(Gleaned from the 2018 USRDS Annual Data Report: Volume II: Chapter 8)
Patients with end-stage renal disease (ESRD) are among the highest risk populations for cardiovascular diseases (CVDs)—a major cause of death in ESRD patients. The relationship between kidney disease and acute myocardial infarction (AMI), coronary artery disease (CAD), heart failure (HF), and sudden death/cardiac arrhythmias is complex and bi-directional. ESRD often complicates disease management of CVD, influencing both medical and procedural options, thereby adversely affecting a patient’s prognosis.
- Cardiovascular disease is common in adult end-stage renal disease (ESRD) patients, with coronary artery disease the most common condition, exceeding 50% in HD patients age 65 and older.
- Heart failure is also common in ESRD patients.
- Older ESRD patients have a higher prevalence of cardiovascular conditions than younger patients, whether they were receiving HD or PD.
- Even relatively young ESRD patients—those ages 22-44 and 45-64 —are likely to suffer from cardiovascular disease.
- Cardiovascular diseases increase short- and long-term mortality for ESRD patients.
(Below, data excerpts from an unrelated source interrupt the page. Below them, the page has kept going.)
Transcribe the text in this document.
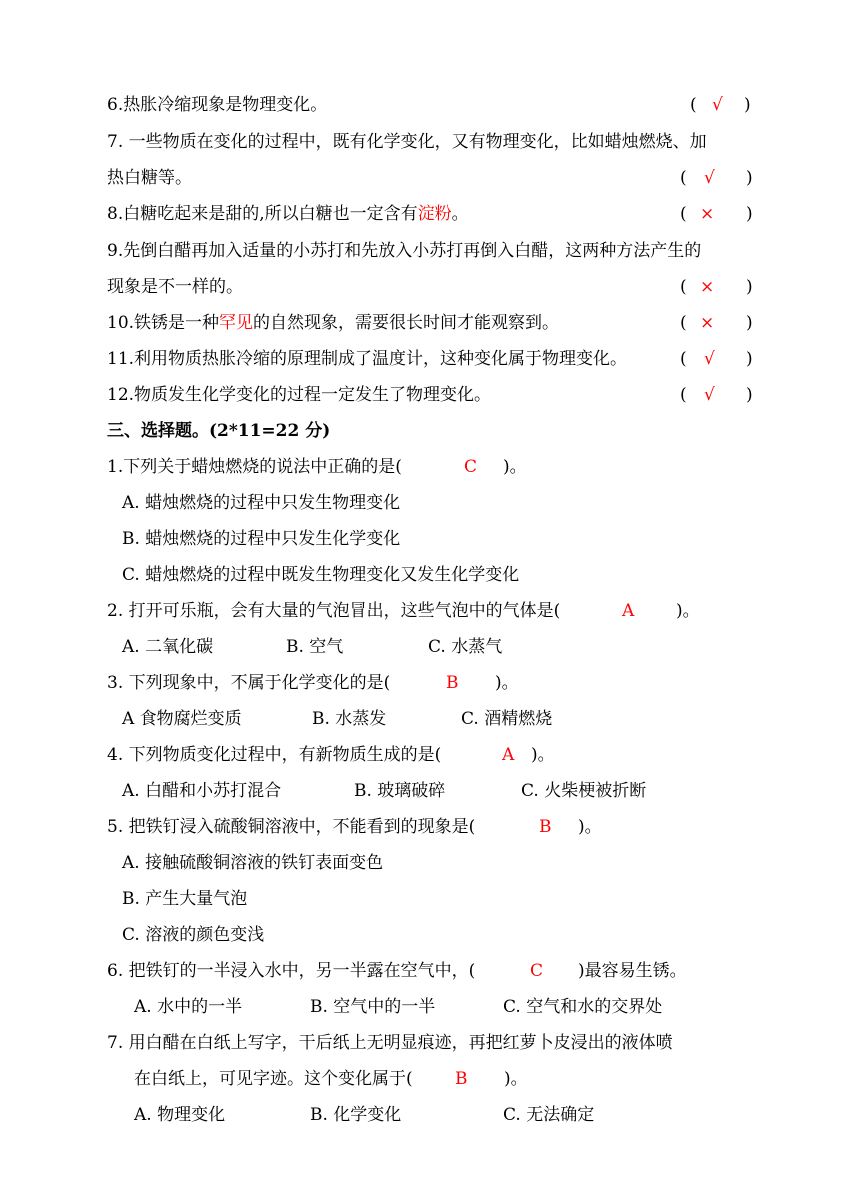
6.热胀冷缩现象是物理变化。	( √ )
7. 一些物质在变化的过程中，既有化学变化，又有物理变化，比如蜡烛燃烧、加
热白糖等。	( √ )
8.白糖吃起来是甜的,所以白糖也一定含有淀粉。	( × )
9.先倒白醋再加入适量的小苏打和先放入小苏打再倒入白醋，这两种方法产生的
现象是不一样的。	( × )
10.铁锈是一种罕见的自然现象，需要很长时间才能观察到。	( × )
11.利用物质热胀冷缩的原理制成了温度计，这种变化属于物理变化。	( √ )
12.物质发生化学变化的过程一定发生了物理变化。	( √ )
三、选择题。(2*11=22 分)
1.下列关于蜡烛燃烧的说法中正确的是(	C )。
A. 蜡烛燃烧的过程中只发生物理变化
B. 蜡烛燃烧的过程中只发生化学变化
C. 蜡烛燃烧的过程中既发生物理变化又发生化学变化
2. 打开可乐瓶，会有大量的气泡冒出，这些气泡中的气体是(	A )。
A. 二氧化碳	B. 空气	C. 水蒸气
3. 下列现象中，不属于化学变化的是(	B )。
A 食物腐烂变质	B. 水蒸发	C. 酒精燃烧
4. 下列物质变化过程中，有新物质生成的是(	A )。
A. 白醋和小苏打混合	B. 玻璃破碎	C. 火柴梗被折断
5. 把铁钉浸入硫酸铜溶液中，不能看到的现象是(	B )。
A. 接触硫酸铜溶液的铁钉表面变色
B. 产生大量气泡
C. 溶液的颜色变浅
6. 把铁钉的一半浸入水中，另一半露在空气中，(	C )最容易生锈。
A. 水中的一半	B. 空气中的一半	C. 空气和水的交界处
7. 用白醋在白纸上写字，干后纸上无明显痕迹，再把红萝卜皮浸出的液体喷
在白纸上，可见字迹。这个变化属于( B )。
A. 物理变化	B. 化学变化	C. 无法确定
- Only about two-thirds of dialysis or transplant patients with acute myocardial infarction (AMI) received beta-blocker medication. Similarly, among ESRD patients with heart failure, fewer than half received angiotensin-converting enzyme inhibitors (ACEIs) and angiotensin receptor blockers (ARBs). Although many ESRD patients with atrial fibrillation (AF) are at elevated risk of stroke, only about one-third of dialysis patients with AF were treated with warfarin.
- Peritoneal dialysis patients had a lower burden of certain cardiovascular conditions, including coronary artery disease, heart failure, and peripheral artery disease, as compared to their HD counterparts.